Siddhartha Mukherjee’s The Gene talks about dependence of a wholly different kind — one that comes from our genes. It is a magnificent sweep of the history, geography and future of genetics, a compendium as well as a prophecy of the hope and perils ahead. If we can read and write our own genetic futures, what are the moral implications of this tinkering? Life ahead will be all about choices based on DNA, for those that can afford them. As Siddhartha asked us in Mumbai, during an event to launch the book, if you knew in advance that your unborn child had a 10 per cent chance of having Asperger’s, but also a 10 per cent chance of becoming the next Steve Jobs, what would you do? He writes in The Gene that in this kind of future, ‘illness might progressively vanish but so might identity. Grief might be diminished, but so might tenderness. Traumas might be erased but so might history’.
Farewell Gallery Maskara
After the passing of his beloved father, Abhay Maskara has decided to shut his gallery. It is exactly 10 years after he began it and changed the local contemporary art scene. The gallery’s final show, Time, is on view until September and I urge all of you to go see it. It is a tribute to all the artists and Abhay’s infectious energy, that made the cotton-warehouse-turned-art-gallery — incongruously stuck between local shops on Colaba’s 3rd Pasta Lane — such a fascinating home for the avant-garde.
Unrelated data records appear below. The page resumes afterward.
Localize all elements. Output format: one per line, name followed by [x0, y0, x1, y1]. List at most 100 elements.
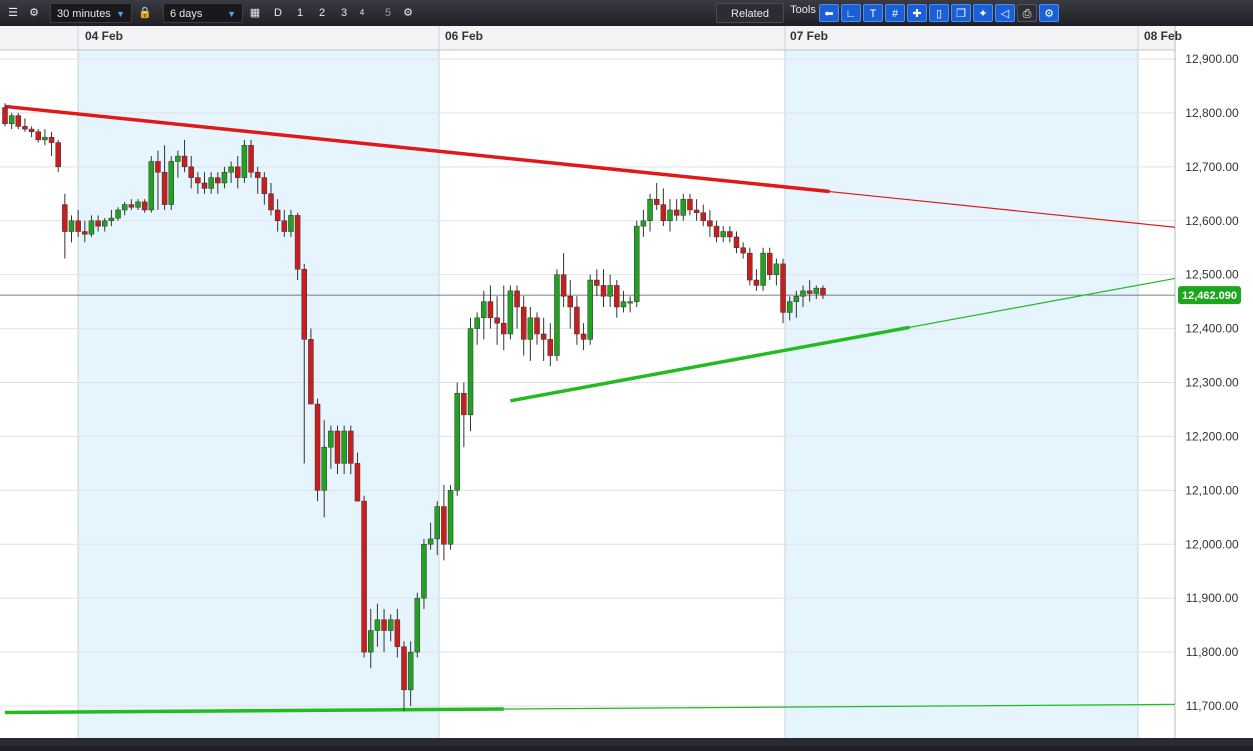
period-button-d[interactable]: D: [270, 3, 286, 23]
candle-icon[interactable]: ▯: [929, 4, 949, 22]
candle[interactable]: [254, 171, 261, 178]
candle[interactable]: [647, 198, 653, 221]
candle[interactable]: [22, 126, 28, 130]
layers-icon[interactable]: ❒: [951, 4, 971, 22]
candle[interactable]: [328, 430, 334, 448]
candle[interactable]: [354, 463, 361, 502]
candle[interactable]: [733, 236, 740, 248]
candle[interactable]: [634, 225, 640, 302]
candle[interactable]: [235, 166, 241, 178]
candle[interactable]: [760, 252, 766, 286]
candle[interactable]: [88, 220, 95, 235]
candle[interactable]: [241, 145, 248, 178]
candle[interactable]: [28, 128, 35, 133]
candle[interactable]: [567, 295, 573, 308]
candle[interactable]: [501, 322, 507, 335]
candle[interactable]: [660, 204, 667, 221]
candle[interactable]: [607, 285, 613, 297]
candle[interactable]: [128, 204, 135, 208]
candle[interactable]: [534, 317, 540, 335]
calendar-icon[interactable]: ▦: [247, 3, 263, 23]
candle[interactable]: [454, 393, 460, 491]
candle[interactable]: [301, 269, 307, 340]
candle[interactable]: [401, 646, 407, 691]
lock-icon[interactable]: 🔒: [138, 3, 152, 23]
candle[interactable]: [560, 274, 567, 297]
candle[interactable]: [740, 247, 746, 254]
tool-settings-icon[interactable]: ⚙: [1039, 4, 1059, 22]
candle[interactable]: [780, 263, 786, 313]
candle[interactable]: [793, 295, 800, 302]
candle[interactable]: [514, 290, 520, 308]
candle[interactable]: [181, 155, 188, 168]
candle[interactable]: [221, 171, 228, 184]
gear-icon[interactable]: ⚙: [25, 3, 43, 23]
candle[interactable]: [687, 198, 693, 211]
candle[interactable]: [334, 430, 341, 464]
candle[interactable]: [261, 177, 268, 195]
candle[interactable]: [268, 193, 274, 211]
price-chart[interactable]: 12,900.00 12,800.00 12,700.00 12,600.00 12,5…: [0, 26, 1253, 746]
bottom-scrollbar[interactable]: [0, 738, 1253, 746]
candle[interactable]: [820, 287, 826, 296]
candle[interactable]: [195, 177, 201, 184]
candle[interactable]: [467, 328, 474, 416]
candle[interactable]: [813, 287, 820, 294]
range-select[interactable]: 6 days ▼: [163, 3, 243, 23]
candle[interactable]: [806, 290, 813, 294]
interval-select[interactable]: 30 minutes ▼: [50, 3, 132, 23]
candle[interactable]: [95, 220, 101, 227]
candle[interactable]: [461, 393, 467, 416]
print-icon[interactable]: ⎙: [1017, 4, 1037, 22]
candle[interactable]: [321, 446, 327, 491]
candle[interactable]: [767, 252, 773, 275]
candle[interactable]: [288, 215, 294, 232]
grid-icon[interactable]: #: [885, 4, 905, 22]
crosshair-icon[interactable]: ✚: [907, 4, 927, 22]
candle[interactable]: [421, 544, 427, 599]
candle[interactable]: [368, 630, 374, 653]
candle[interactable]: [48, 136, 55, 143]
candle[interactable]: [68, 220, 75, 232]
candle[interactable]: [141, 201, 148, 211]
candle[interactable]: [361, 500, 367, 653]
candle[interactable]: [494, 317, 500, 324]
candle[interactable]: [673, 209, 680, 216]
period-button-3[interactable]: 3: [336, 3, 352, 23]
candle[interactable]: [434, 506, 440, 540]
candle[interactable]: [727, 231, 733, 238]
curve-icon[interactable]: ∟: [841, 4, 861, 22]
candle[interactable]: [274, 209, 281, 221]
candle[interactable]: [407, 651, 414, 691]
candle[interactable]: [115, 209, 121, 219]
candle[interactable]: [713, 225, 720, 238]
candle[interactable]: [594, 279, 600, 286]
candle[interactable]: [121, 204, 128, 211]
candle[interactable]: [653, 198, 660, 205]
candle[interactable]: [308, 339, 314, 405]
menu-icon[interactable]: ☰: [4, 3, 22, 23]
candle[interactable]: [680, 198, 687, 216]
candle[interactable]: [547, 339, 554, 356]
arrow-left-icon[interactable]: ⬅: [819, 4, 839, 22]
candle[interactable]: [693, 209, 700, 213]
candle[interactable]: [414, 597, 421, 653]
candle[interactable]: [554, 274, 560, 356]
text-icon[interactable]: T: [863, 4, 883, 22]
candle[interactable]: [600, 285, 607, 297]
candle[interactable]: [381, 619, 387, 631]
candle[interactable]: [587, 279, 593, 340]
candle[interactable]: [800, 290, 806, 297]
candle[interactable]: [215, 177, 221, 184]
candle[interactable]: [175, 155, 181, 162]
candle[interactable]: [341, 430, 347, 464]
candle[interactable]: [155, 161, 161, 173]
candle[interactable]: [481, 301, 487, 319]
candle[interactable]: [248, 145, 254, 173]
candle[interactable]: [201, 182, 208, 189]
candle[interactable]: [441, 506, 447, 545]
candle[interactable]: [348, 430, 354, 464]
candle[interactable]: [574, 306, 580, 335]
candle[interactable]: [487, 301, 494, 319]
chart-canvas[interactable]: 12,900.00 12,800.00 12,700.00 12,600.00 12,5…: [0, 26, 1253, 746]
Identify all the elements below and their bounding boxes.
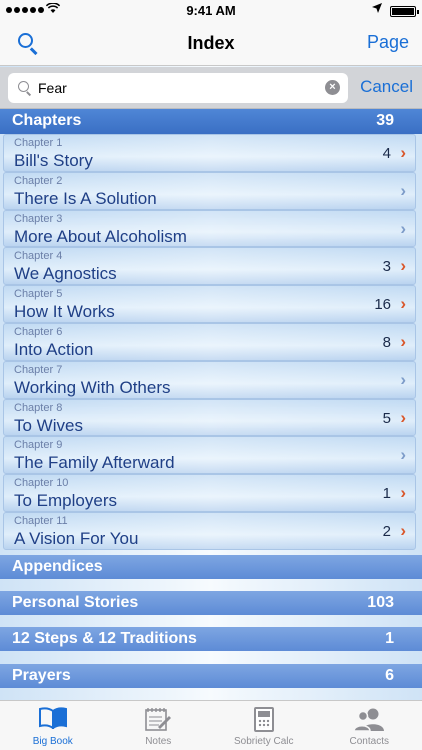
section-header-personal-stories[interactable]: Personal Stories 103: [0, 591, 422, 615]
section-header-prayers[interactable]: Prayers 6: [0, 664, 422, 688]
battery-icon: [390, 6, 419, 17]
chevron-right-icon: ›: [400, 520, 406, 540]
chevron-right-icon: ›: [400, 143, 406, 162]
hit-count: 8: [382, 333, 391, 351]
chapter-row[interactable]: Chapter 11 A Vision For You 2 ›: [3, 511, 416, 550]
chevron-right-icon: ›: [400, 369, 406, 389]
chapter-list: Chapter 1 Bill's Story 4 › Chapter 2 The…: [0, 134, 422, 550]
tab-sobriety-calc[interactable]: Sobriety Calc: [211, 701, 317, 750]
section-header-appendices[interactable]: Appendices: [0, 555, 422, 579]
hit-count: 16: [374, 296, 391, 314]
section-label: Prayers: [12, 667, 71, 684]
clear-search-icon[interactable]: ×: [325, 80, 340, 95]
section-count: 1: [385, 630, 394, 647]
tab-label: Sobriety Calc: [234, 736, 294, 747]
section-label: Appendices: [12, 558, 103, 575]
tab-label: Notes: [145, 736, 172, 747]
chapter-row[interactable]: Chapter 7 Working With Others ›: [3, 360, 416, 399]
search-input[interactable]: Fear ×: [8, 73, 348, 103]
chapter-number: Chapter 9: [14, 439, 63, 452]
section-count: 103: [367, 594, 394, 611]
chapter-row[interactable]: Chapter 2 There Is A Solution ›: [3, 171, 416, 210]
chevron-right-icon: ›: [400, 331, 406, 351]
search-input-value: Fear: [38, 80, 67, 96]
navigation-bar: Index Page: [0, 22, 422, 66]
section-label: Chapters: [12, 112, 82, 129]
section-header-chapters[interactable]: Chapters 39: [0, 109, 422, 134]
tab-contacts[interactable]: Contacts: [317, 701, 422, 750]
chapter-number: Chapter 2: [14, 174, 63, 187]
tab-notes[interactable]: Notes: [106, 701, 212, 750]
book-icon: [38, 707, 67, 730]
chapter-number: Chapter 6: [14, 325, 63, 338]
chapter-title: There Is A Solution: [14, 188, 157, 208]
tab-big-book[interactable]: Big Book: [0, 701, 106, 750]
section-header-steps-traditions[interactable]: 12 Steps & 12 Traditions 1: [0, 627, 422, 651]
chapter-title: Working With Others: [14, 377, 171, 397]
chapter-row[interactable]: Chapter 5 How It Works 16 ›: [3, 285, 416, 323]
search-bar: Fear × Cancel: [0, 67, 422, 109]
chapter-title: More About Alcoholism: [14, 226, 187, 246]
chapter-title: The Family Afterward: [14, 453, 175, 473]
chapter-title: Bill's Story: [14, 151, 93, 170]
chapter-number: Chapter 3: [14, 212, 63, 225]
chapter-title: To Employers: [14, 491, 117, 511]
chapter-number: Chapter 1: [14, 137, 63, 149]
chevron-right-icon: ›: [400, 445, 406, 465]
chapter-row[interactable]: Chapter 9 The Family Afterward ›: [3, 436, 416, 475]
chevron-right-icon: ›: [400, 483, 406, 503]
hit-count: 2: [382, 522, 391, 540]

All the hits are here. Max Stretcher’s gigantic inflatable dolls suspended 50-feet high, works by Narendra Yadav, Shine Shivan, Prashant Pandey and T. Venkanna, Maskara’s prodigy. Venky’s two self-portraits — nudes — feature him looking at us directly while his body is reflected in a mirror opposite. On the other side of the mirror, Andy Warhol is hanging out, almost imperceptibly. Maskara’s energy made his gallery a mini Mumbai version of Warhol’s Factory over the past few years. Now that it’s gone, where will all the renegades go?